Smee calls out to the boat, and the men there exchange glances.

"Perchance they misheard you. Set the cannon, a final warning." Smee puts flint to spark and a cannonball tears through the air and in a fury of white spray dips the dinghy into its watery crater. The men toss overboard rifle and bow, arrows and spear.

"Come forth," the Captain says. Smee calls out to them, and the boat is rowed forth. They pull their way alongside the ship and tie to its flank.

Smee throws down a rope-ladder. "The boys," he calls. The two boys reach blindly for rungs, hooded, shackles clang the climb through. Once aboard, the pirate lifts himself onto the ladder and the Captain fires a pistol down into the dinghy.

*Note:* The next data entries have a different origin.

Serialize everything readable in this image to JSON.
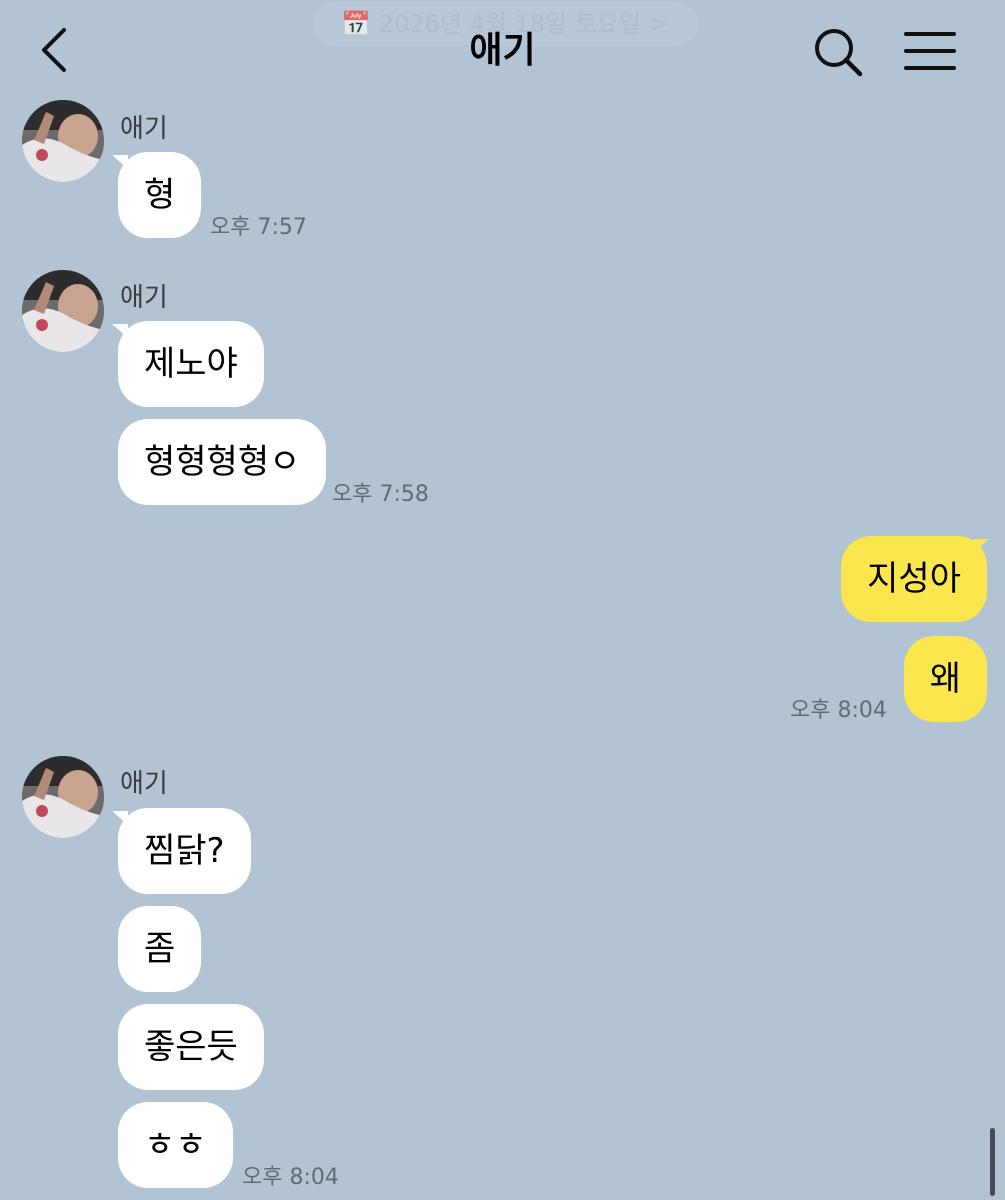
{
  "header": {
    "date": "📅 2026년 4월 18일 토요일 >",
    "title": "애기"
  },
  "messages": {
    "group1": {
      "sender": "애기",
      "msg1": "형",
      "time": "오후 7:57"
    },
    "group2": {
      "sender": "애기",
      "msg1": "제노야",
      "msg2": "형형형형ㅇ",
      "time": "오후 7:58"
    },
    "group3": {
      "msg1": "지성아",
      "msg2": "왜",
      "time": "오후 8:04"
    },
    "group4": {
      "sender": "애기",
      "msg1": "찜닭?",
      "msg2": "좀",
      "msg3": "좋은듯",
      "msg4": "ㅎㅎ",
      "time": "오후 8:04"
    }
  },
  "colors": {
    "background": "#b2c3d4",
    "incoming_bubble": "#ffffff",
    "outgoing_bubble": "#fbe74d"
  },
  "icons": [
    "back-arrow-icon",
    "search-icon",
    "menu-icon",
    "avatar-image"
  ]
}
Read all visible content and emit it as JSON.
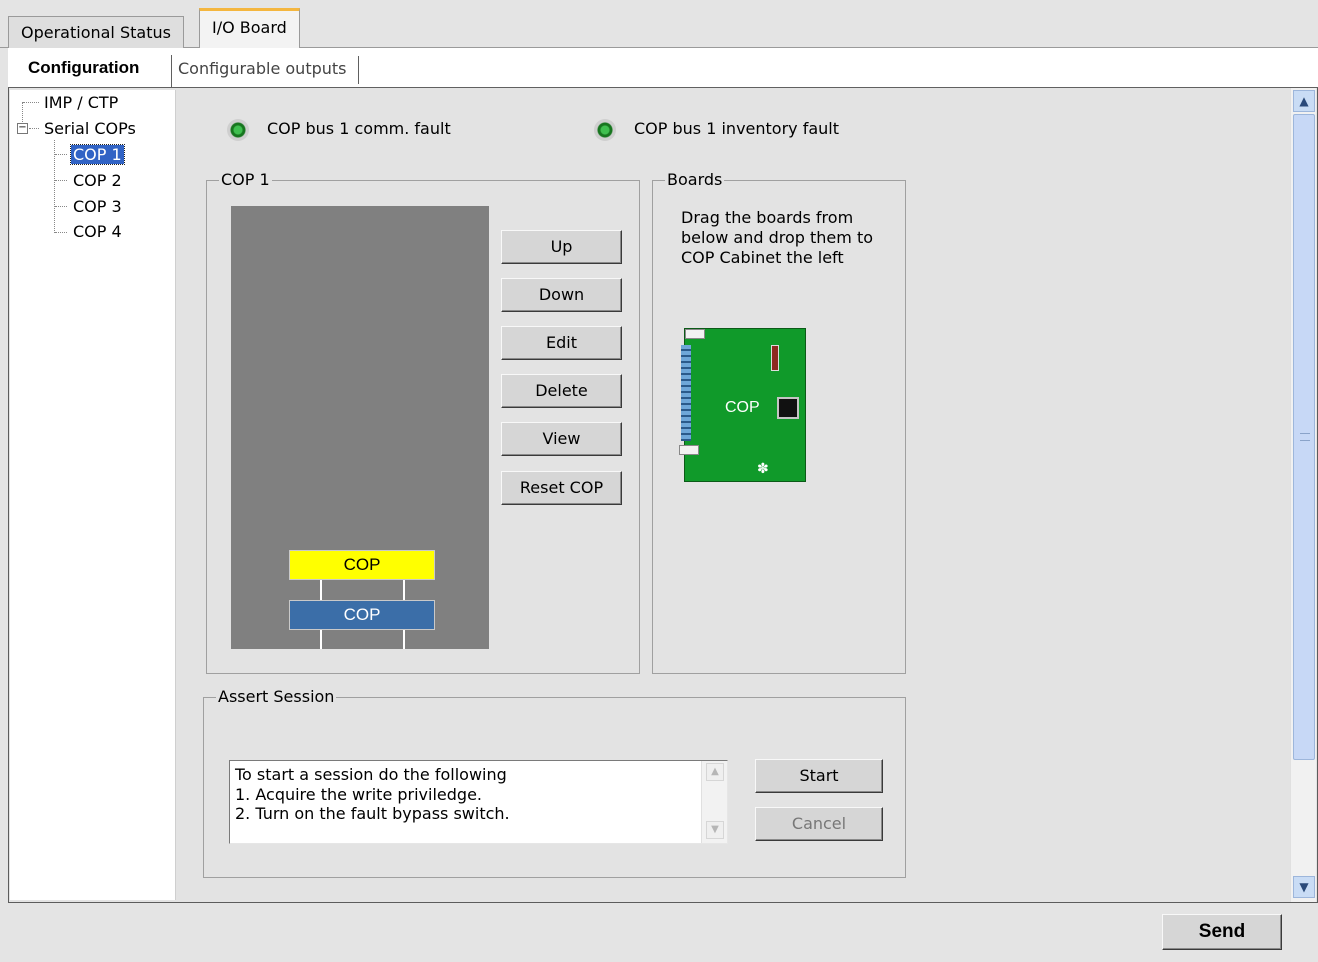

It drops the man in surprise and a spring of seawater leaps up from the hull.

"Captain," the man cries.

"Roderick," the Captain calls back. "If you expect aboard this ship, you'll wait for instruction." He turns to Smee. "Show the boys to their room."

Smee drives the two down into dim corridors, rocking weakly to the charge of the waves and rhythmic too the shackles that clink in step. They come to a torch-lit cell, bare and filthy, and Smee lifts the first boy's chains over a hook protruding from the back wall, hanging him from it. He moves to the second, lifts, but the boy kicks into his gut drops head-first in a thud to the floor, curls.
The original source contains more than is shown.